Sandy has shown us that Lomborg’s approach makes sense. We can argue back and forth whether carbon dioxide emissions are responsible for global warming – most scientists think so, in any case. and worry that the amount of this greenhouse has in the atmosphere recently risen to 400 parts per mission(ppm), a level not seem for millions of years. (See my post earlier this year on the time when 1500 ppm were reached). But it makes little sense to speculate on what might happen to the earth 100 or two hundred years from now when we are already confronted with storms that are only predicted to get worse over our lifetime. Sea levels on the US East Coast have been rising at a surprising rate, even though still measured in millimeters per year. And so it’s little wonder that Mayor Bloomberg has proposed spending tens of billions of dollars to protect New York City from future flooding episodes that will be even worse than what happened when it was struck by  Sandy. Skeptics can argue that this evidence of steadily worsening climate and melting of glaciers is not necessarily due to more carbon dioxide in the atmosphere. A sane approach is to spend money to protect the citizenry.

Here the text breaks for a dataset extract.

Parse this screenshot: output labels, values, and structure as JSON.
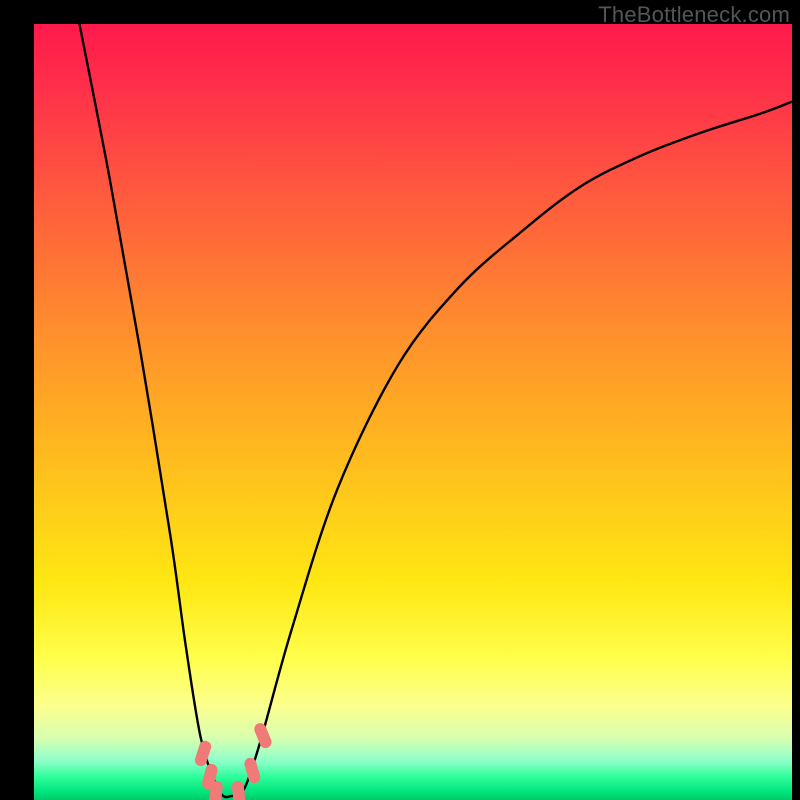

So what should we do about greenhouse gas emissions, since we may not be able to stop carbon and other GHGases from continuing to build up to possibly dangerous levels? In the U.S., the Obama administration is taking steps to force power plants to meet low carbon dioxide emission levels under the Clean Air act, a step that goes around our “do-nothing” Congress. And the new CAFE standards for cars will substantially reduce emissions from automobiles. China, the worst polluter, realizes the its population will not long tolerate the unhealthy climate caused by the massive number of coal-burning power plants, and is in the lead on clean coal technology. The EPA will continue to crack down on emission of methane from fracking and other wells, setting standards. And in Alberta, where tar sands mining and conversion is causing large emissions of carbon into the atmosphere, companies are continually improving this technology.

It’s interesting that the Kyoto protocol, a cap-and-trade approach, did little to lower emissions in Europe. Power plant operators mostly took appropriate steps without having to buy carbon credits. Now, Europe is burning more coal as it decides to shut down nuclear capacity. So, world progress on reducing carbon emissions is slow, but few people expected anything very different.